The information in this article applies to:
Note: Requires knowledge of creating tables.
One of the most important steps in designing a database is ensuring that the data is properly distributed among its tables. With proper data structures, the remainder of the application (the queries, forms, reports, code, etc.) is significantly simplified. Making sure this foundation is properly designed is critical to the creation of an application and the ability to scale and enhance it over time.
The formal name for proper table design is database normalization. This article is an overview of the basic database normalization concepts and some common pitfalls to consider and avoid.
Before proceeding with table design, it's important to understand what you're planning to do with your data and how it will change over time. The assumptions you make impact the eventual design.
When designing an application, it's critical to understand the final results to ensure that you have all the necessary data and know where it comes from. For instance, what is the appearance of the reports, where does each piece of data come from, and do they all exist? Nothing is more damaging to a project than the realization, late in the process, that data is missing for an important report.
Once you know what data you need, you must determine where it comes from. Is the data imported from another source? Does that data need to be cleaned or verified? Does the user enter data?
Having a firm grasp of what data is required and where it comes from is the first step in database design.
Will your users need to edit the data, and if so, how should the data be displayed for them to understand and edit? Are there validation rules and related lookup tables? Are there auditing issues associated with data entry that require keeping backups of edits and deletes? What kind of summary information needs to be displayed to the user? Do you need to generate export files? With this information, you can envision how the fields are related to each other.

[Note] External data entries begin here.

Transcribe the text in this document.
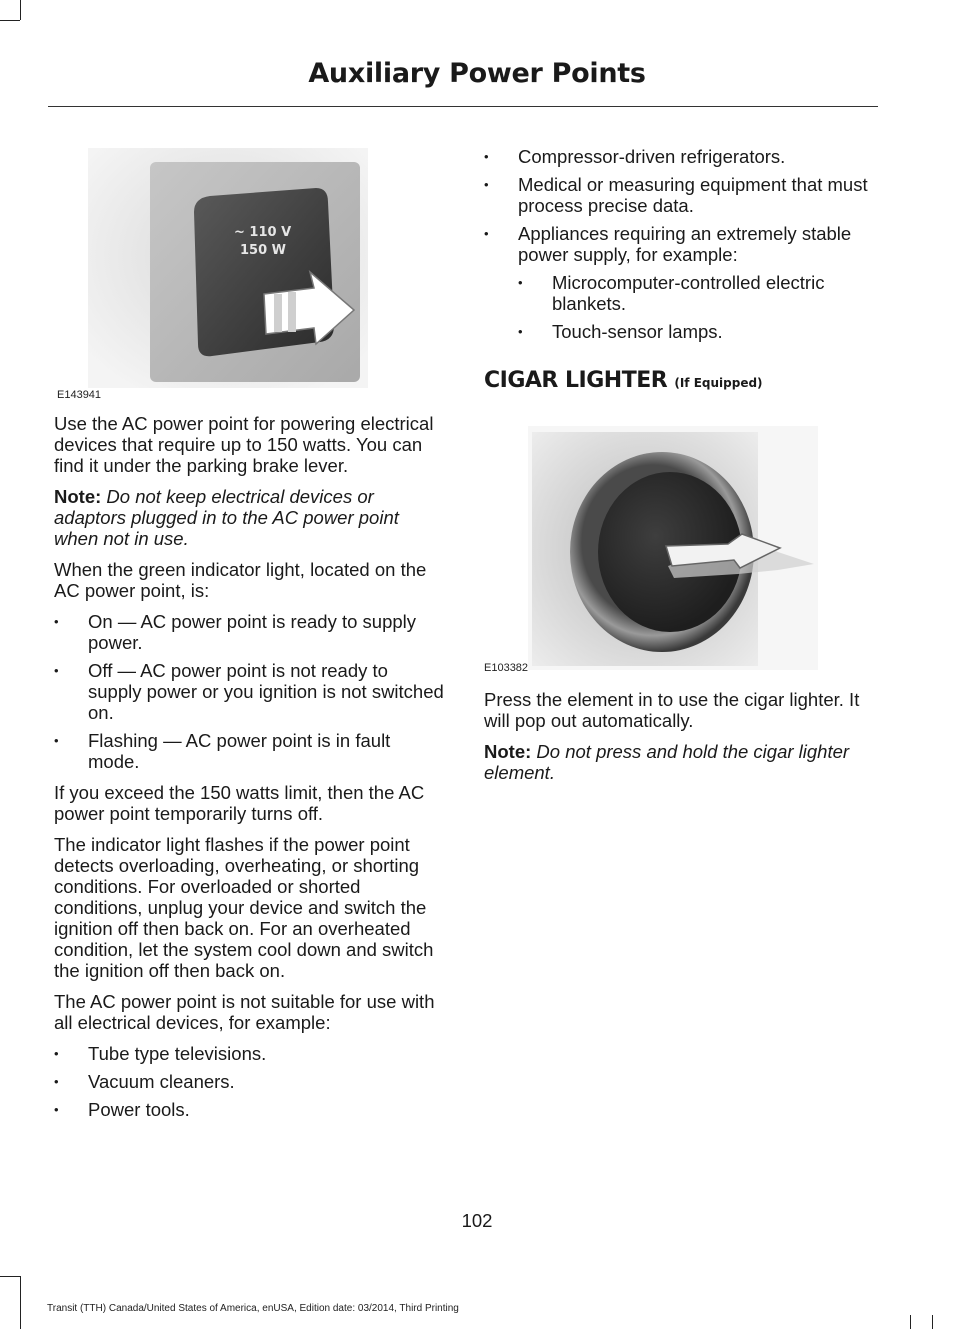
Auxiliary Power Points
~ 110 V
150 W
E143941

Use the AC power point for powering electrical devices that require up to 150 watts. You can find it under the parking brake lever.

Note: Do not keep electrical devices or adaptors plugged in to the AC power point when not in use.

When the green indicator light, located on the AC power point, is:

• On — AC power point is ready to supply power.
• Off — AC power point is not ready to supply power or you ignition is not switched on.
• Flashing — AC power point is in fault mode.

If you exceed the 150 watts limit, then the AC power point temporarily turns off.

The indicator light flashes if the power point detects overloading, overheating, or shorting conditions. For overloaded or shorted conditions, unplug your device and switch the ignition off then back on. For an overheated condition, let the system cool down and switch the ignition off then back on.

The AC power point is not suitable for use with all electrical devices, for example:

• Tube type televisions.
• Vacuum cleaners.
• Power tools.
• Compressor-driven refrigerators.
• Medical or measuring equipment that must process precise data.
• Appliances requiring an extremely stable power supply, for example:
• Microcomputer-controlled electric blankets.
• Touch-sensor lamps.
CIGAR LIGHTER (If Equipped)
E103382

Press the element in to use the cigar lighter. It will pop out automatically.

Note: Do not press and hold the cigar lighter element.

102
Transit (TTH) Canada/United States of America, enUSA, Edition date: 03/2014, Third Printing
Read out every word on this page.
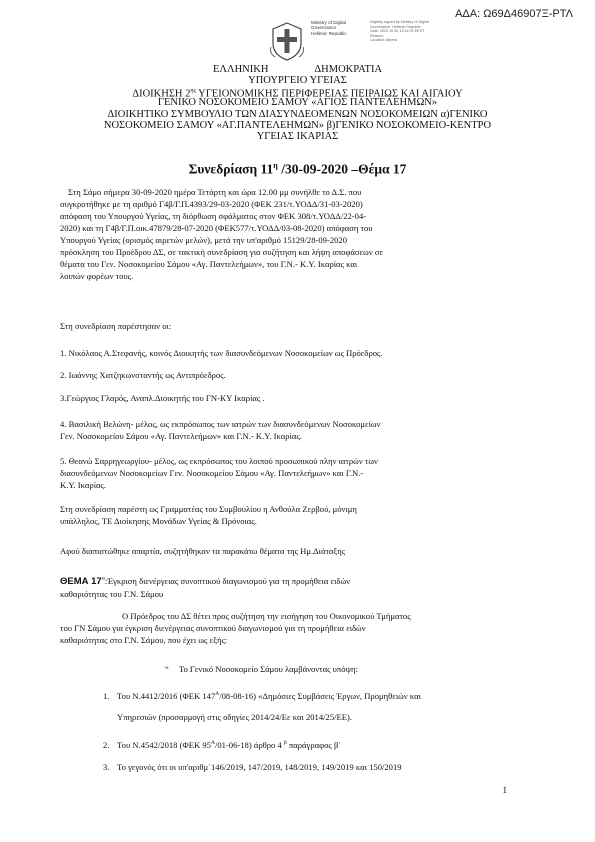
ΑΔΑ: Ω69Δ46907Ξ-ΡΤΛ
Ministry of Digital
Governance
Hellenic Republic
Digitally signed by Ministry of Digital Governance, Hellenic Republic
Date: 2020.10.06 13:14:02 EEST
Reason:
Location: Athens
ΕΛΛΗΝΙΚΗ	ΔΗΜΟΚΡΑΤΙΑ
ΥΠΟΥΡΓΕΙΟ ΥΓΕΙΑΣ
ΔΙΟΙΚΗΣΗ $2^{\eta\varsigma}$ ΥΓΕΙΟΝΟΜΙΚΗΣ ΠΕΡΙΦΕΡΕΙΑΣ ΠΕΙΡΑΙΩΣ ΚΑΙ ΑΙΓΑΙΟΥ
ΓΕΝΙΚΟ ΝΟΣΟΚΟΜΕΙΟ ΣΑΜΟΥ «ΑΓΙΟΣ ΠΑΝΤΕΛΕΗΜΩΝ»
ΔΙΟΙΚΗΤΙΚΟ ΣΥΜΒΟΥΛΙΟ ΤΩΝ ΔΙΑΣΥΝΔΕΟΜΕΝΩΝ ΝΟΣΟΚΟΜΕΙΩΝ α)ΓΕΝΙΚΟ
ΝΟΣΟΚΟΜΕΙΟ ΣΑΜΟΥ «ΑΓ.ΠΑΝΤΕΛΕΗΜΩΝ» β)ΓΕΝΙΚΟ ΝΟΣΟΚΟΜΕΙΟ-ΚΕΝΤΡΟ
ΥΓΕΙΑΣ ΙΚΑΡΙΑΣ
Συνεδρίαση $11^\eta$ /30-09-2020 –Θέμα 17

Στη Σάμο σήμερα 30-09-2020 ημέρα Τετάρτη και ώρα 12.00 μμ συνήλθε το Δ.Σ. που

συγκροτήθηκε με τη αριθμό Γ4β/Γ.Π.4393/29-03-2020 (ΦΕΚ 231/τ.ΥΟΔΔ/31-03-2020)

απόφαση του Υπουργού Υγείας, τη διόρθωση σφάλματος στον ΦΕΚ 308/τ.ΥΟΔΔ/22-04-

2020) και τη Γ4β/Γ.Π.οικ.47879/28-07-2020 (ΦΕΚ577/τ.ΥΟΔΔ/03-08-2020) απόφαση του

Υπουργού Υγείας (ορισμός αιρετών μελών), μετά την υπ'αριθμό 15129/28-09-2020

πρόσκληση του Προέδρου ΔΣ, σε τακτική συνεδρίαση για συζήτηση και λήψη αποφάσεων σε

θέματα του Γεν. Νοσοκομείου Σάμου «Αγ. Παντελεήμων», του Γ.Ν.- Κ.Υ. Ικαρίας και

λοιπών φορέων τους.

Στη συνεδρίαση παρέστησαν οι:
1. Νικόλαος Α.Στεφανής, κοινός Διοικητής των διασυνδεόμενων Νοσοκομείων ως Πρόεδρος.
2. Ιωάννης Χατζηκωνσταντής ως Αντιπρόεδρος.
3.Γεώργιος Γλαρός, Αναπλ.Διοικητής του ΓΝ-ΚΥ Ικαρίας .

4. Βασιλική Βελώνη- μέλος, ως εκπρόσωπος των ιατρών των διασυνδεόμενων Νοσοκομείων

Γεν. Νοσοκομείου Σάμου «Αγ. Παντελεήμων» και Γ.Ν.- Κ.Υ. Ικαρίας.

5. Θεανώ Σαρρηγεωργίου- μέλος, ως εκπρόσωπος του λοιπού προσωπικού πλην ιατρών των

διασυνδεόμενων Νοσοκομείων Γεν. Νοσοκομείου Σάμου «Αγ. Παντελεήμων» και Γ.Ν.-

Κ.Υ. Ικαρίας.

Στη συνεδρίαση παρέστη ως Γραμματέας του Συμβουλίου η Ανθούλα Ζερβού, μόνιμη

υπάλληλος, ΤΕ Διοίκησης Μονάδων Υγείας & Πρόνοιας.

Αφού διαπιστώθηκε απαρτία, συζητήθηκαν τα παρακάτω θέματα της Ημ.Διάταξης

ΘΕΜΑ $17^o:Έ\gamma\kappa\rho\iota\sigma\eta$ διενέργειας συνοπτικού διαγωνισμού για τη προμήθεια ειδών

καθαριότητας του Γ.Ν. Σάμου

Ο Πρόεδρος του ΔΣ θέτει προς συζήτηση την εισήγηση του Οικονομικού Τμήματος

του ΓΝ Σάμου για έγκριση διενέργειας συνοπτικού διαγωνισμού για τη προμήθεια ειδών

καθαριότητας στο Γ.Ν. Σάμου, που έχει ως εξής:

“ Το Γενικό Νοσοκομείο Σάμου λαμβάνοντας υπόψη:
1. Του Ν.4412/2016 (ΦΕΚ $147^A/08-08-16$) «Δημόσιες Συμβάσεις Έργων, Προμηθειών και
Υπηρεσιών (προσαρμογή στις οδηγίες 2014/24/Εε και 2014/25/ΕΕ).
2. Του Ν.4542/2018 (ΦΕΚ $95^A/01-06-18$) άρθρο 4 $^\beta$ παράγραφος β΄
3. Το γεγονός ότι οι υπ'αριθμ΄146/2019, 147/2019, 148/2019, 149/2019 και 150/2019
1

Group your data into related fields (e.g. customer related information, invoice related information, etc.). Each group of fields represents future tables. You should then consider how they are related to each other. For instance, what tables are related in a one-to-many relationship (e.g. one customer may have multiple invoices) and what's a one-to-one relationship (often a consideration to combine into one table).
After the tables are designed, the impact of time is often not considered and causes huge problems later. Many table designs work perfectly fine for immediate use. However, many designs breakdown as users modify the data, new data gets added, and time passes. Often, developers find they need to restructure their tables to accommodate these changes. When table structures change, all their dependencies (queries, forms, reports, code, etc.) also need to be updated. By understanding and anticipating change over time, a better design can be implemented to minimize the problems.
Understanding how you are going to analyze and manipulate the data is also important. You should have a firm grasp of how queries work, how to use them to link data across multiple tables, how to use them to group and summarize data, and the use of crosstab queries when you need to display data in non-normalized format.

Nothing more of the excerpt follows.